Beide Seiten machen keine Zugeständnisse, beharren auf ihren extremen Positionen und bedienen sich einer scharfen Rhetorik. Die Medien sprechen bereits von einem möglichen neuen Gas-Konflikt zwischen Moskau und Kiew. Doch ein dritter Gas-Krieg ist unwahrscheinlich. Ein solcher Krieg würde das ohnehin schon durch die Inhaftierung Tymoschenkos beschädigte Image Janukowytschs im Westen noch weiter verschlechtern und den bereits sehr engen Handlungsspielraum in Bezug auf Russland noch weiter verringern. Eine solche Entwicklung wäre auch für Russland unvorteilhaft, denn hier finden in wenigen Monaten Parlaments- und Präsidentschaftswahlen statt. Am 5. September 2011 hat der ukrainische Ministerpräsident Mykola Asarow einen neuen Gas-Krieg gegen Russland ausgeschlossen und die Erfüllung des für die Ukraine ungünstigen Gasliefervertrags versprochen, so lange kein neues Abkommen vereinbart sei.

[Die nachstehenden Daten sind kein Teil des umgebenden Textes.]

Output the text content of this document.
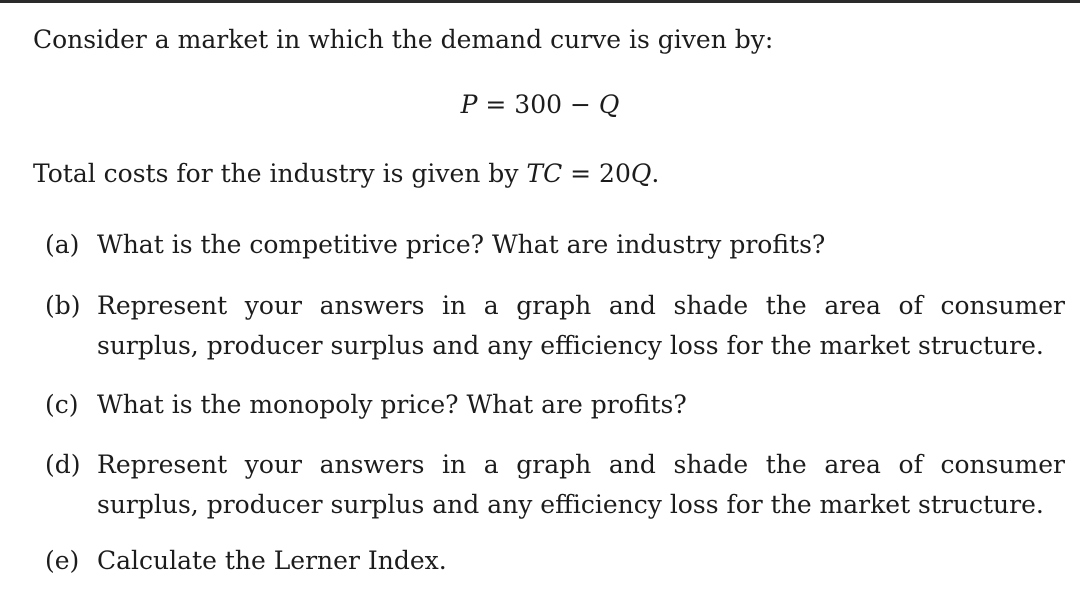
Consider a market in which the demand curve is given by:
P = 300 − Q
Total costs for the industry is given by TC = 20Q.
(a) What is the competitive price? What are industry profits?
(b) Represent your answers in a graph and shade the area of consumer surplus, producer surplus and any efficiency loss for the market structure.
(c) What is the monopoly price? What are profits?
(d) Represent your answers in a graph and shade the area of consumer surplus, producer surplus and any efficiency loss for the market structure.
(e) Calculate the Lerner Index.
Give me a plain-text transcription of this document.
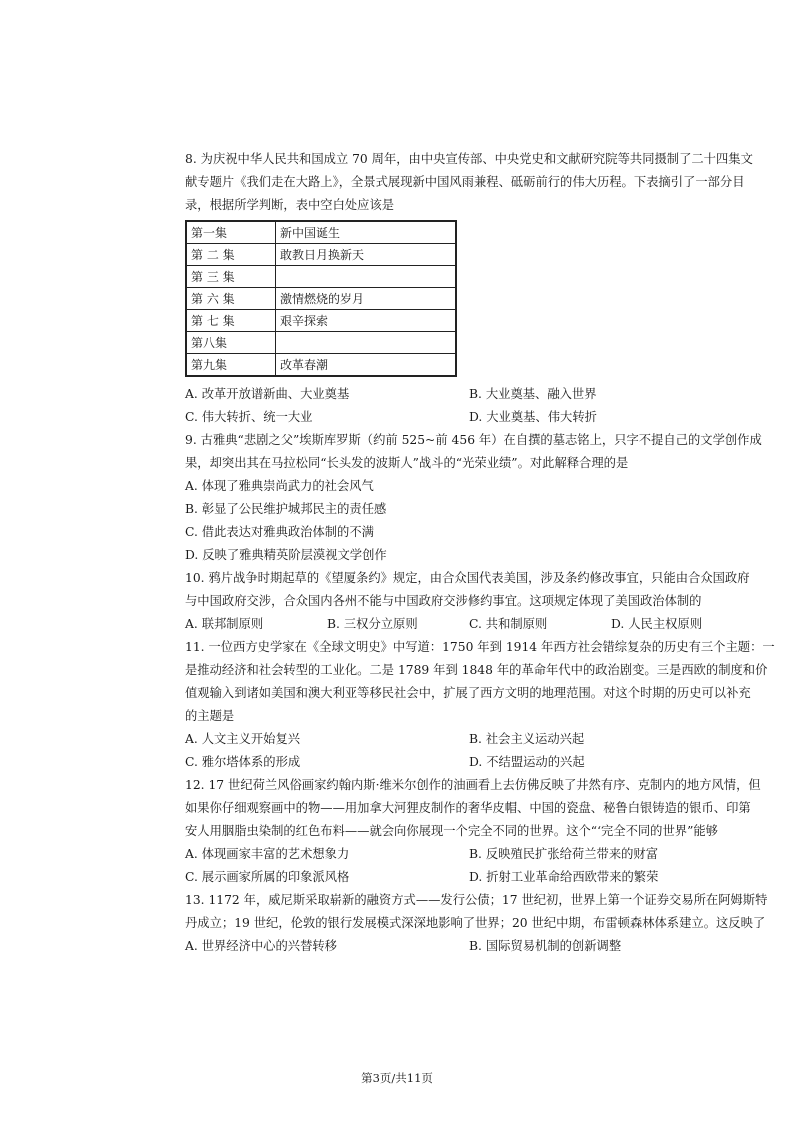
8. 为庆祝中华人民共和国成立 70 周年，由中央宣传部、中央党史和文献研究院等共同摄制了二十四集文

献专题片《我们走在大路上》，全景式展现新中国风雨兼程、砥砺前行的伟大历程。下表摘引了一部分目

录，根据所学判断，表中空白处应该是

第一集	新中国诞生
第 二 集	敢教日月换新天
第 三 集	
第 六 集	激情燃烧的岁月
第 七 集	艰辛探索
第八集	
第九集	改革春潮
A. 改革开放谱新曲、大业奠基	B. 大业奠基、融入世界
C. 伟大转折、统一大业	D. 大业奠基、伟大转折

9. 古雅典“悲剧之父”埃斯库罗斯（约前 525~前 456 年）在自撰的墓志铭上，只字不提自己的文学创作成

果，却突出其在马拉松同“长头发的波斯人”战斗的“光荣业绩”。对此解释合理的是

A. 体现了雅典崇尚武力的社会风气

B. 彰显了公民维护城邦民主的责任感

C. 借此表达对雅典政治体制的不满

D. 反映了雅典精英阶层漠视文学创作

10. 鸦片战争时期起草的《望厦条约》规定，由合众国代表美国，涉及条约修改事宜，只能由合众国政府

与中国政府交涉，合众国内各州不能与中国政府交涉修约事宜。这项规定体现了美国政治体制的

A. 联邦制原则	B. 三权分立原则	C. 共和制原则	D. 人民主权原则

11. 一位西方史学家在《全球文明史》中写道：1750 年到 1914 年西方社会错综复杂的历史有三个主题：一

是推动经济和社会转型的工业化。二是 1789 年到 1848 年的革命年代中的政治剧变。三是西欧的制度和价

值观输入到诸如美国和澳大利亚等移民社会中，扩展了西方文明的地理范围。对这个时期的历史可以补充

的主题是

A. 人文主义开始复兴	B. 社会主义运动兴起
C. 雅尔塔体系的形成	D. 不结盟运动的兴起

12. 17 世纪荷兰风俗画家约翰内斯·维米尔创作的油画看上去仿佛反映了井然有序、克制内的地方风情，但

如果你仔细观察画中的物——用加拿大河狸皮制作的奢华皮帽、中国的瓷盘、秘鲁白银铸造的银币、印第

安人用胭脂虫染制的红色布料——就会向你展现一个完全不同的世界。这个“‘完全不同的世界”能够

A. 体现画家丰富的艺术想象力	B. 反映殖民扩张给荷兰带来的财富
C. 展示画家所属的印象派风格	D. 折射工业革命给西欧带来的繁荣

13. 1172 年，威尼斯采取崭新的融资方式——发行公债；17 世纪初，世界上第一个证券交易所在阿姆斯特

丹成立；19 世纪，伦敦的银行发展模式深深地影响了世界；20 世纪中期，布雷顿森林体系建立。这反映了

A. 世界经济中心的兴替转移	B. 国际贸易机制的创新调整
第3页/共11页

Bemühungen der Ukraine um Kündigung der Gasverträge vom 19. Januar 2009
Im gegenwärtigen Gasstreit mit Russland zieht die Ukraine verschiedene Optionen in Betracht. Eine von ihnen ist die gerichtliche Vertragskündigung, die momentan in zwei Versionen diskutiert wird. Ursprünglich sollte als Kündigungsgrund die Verhaftung der ehemaligen Ministerpräsidentin Julija Tymoschenko dienen. Die Logik der ukrainischen Machthaber ist in diesem Fall folgende: Die nachteiligen Verträge wurden im Jahr 2009 auf persönlichen Befehl von Tymoschenko ohne Zustimmung der Regierung unterzeichnet; dazu war die damalige Ministerpräsidentin aber nicht befugt und die Verträge sind somit ungültig. Bemerkenswert ist, dass Tymoschenko trotz vieler möglicher Anklagen am Ende doch für die Unterzeichnung der Gasverträge verurteilt werden soll. Noch Anfang des letzten Jahres waren die Regierung Tymoschenko für die Veruntreuung von 12 Mrd. US-Dollar und die ehemalige Ministerpräsidentin persönlich für den Missbrauch von 480 Mio. Euro, die die Ukraine aus dem Verkauf von Quoten für Treibhausgasemissionen erhalten hatte, angeklagt worden. Die Anklage wegen Korruption wurde dann im Mai 2010 durch eine erste Version der »Gas-Anklage« ergänzt, als das Schiedsgericht in Stockholm den ukrainischen Gaskonzern Naftohas Ukrainy dazu verpflichtete, 12,1 Mrd. m3 Gas an RosUkrEnergo (RUE, russisch-ukrainischer Gaszwischenhändler mit Sitz in der Schweiz) zurückzuzahlen. Damals wurde Tymoschenko vorgeworfen, der Ukraine mit ihrer Entscheidung über die Enteignung von RUE-Gas zugunsten von Naftohas beträchtlichen Schaden zugefügt zu haben. Allerdings wurde dieser Vorwurf dann später vernachlässigt und der Amtsmissbrauch bei der Unterzeichnung der Gasverträge mit Russland im Jahr 2009 zum Hauptanklagepunkt erhoben. Zu erwähnen ist, dass die Generalstaatsanwaltschaft der Ukraine das neue Strafverfahren gegen Tymoschenko kurz vor dem Besuch von Wladimir Putin in Kiew im April 2011 eröffnete.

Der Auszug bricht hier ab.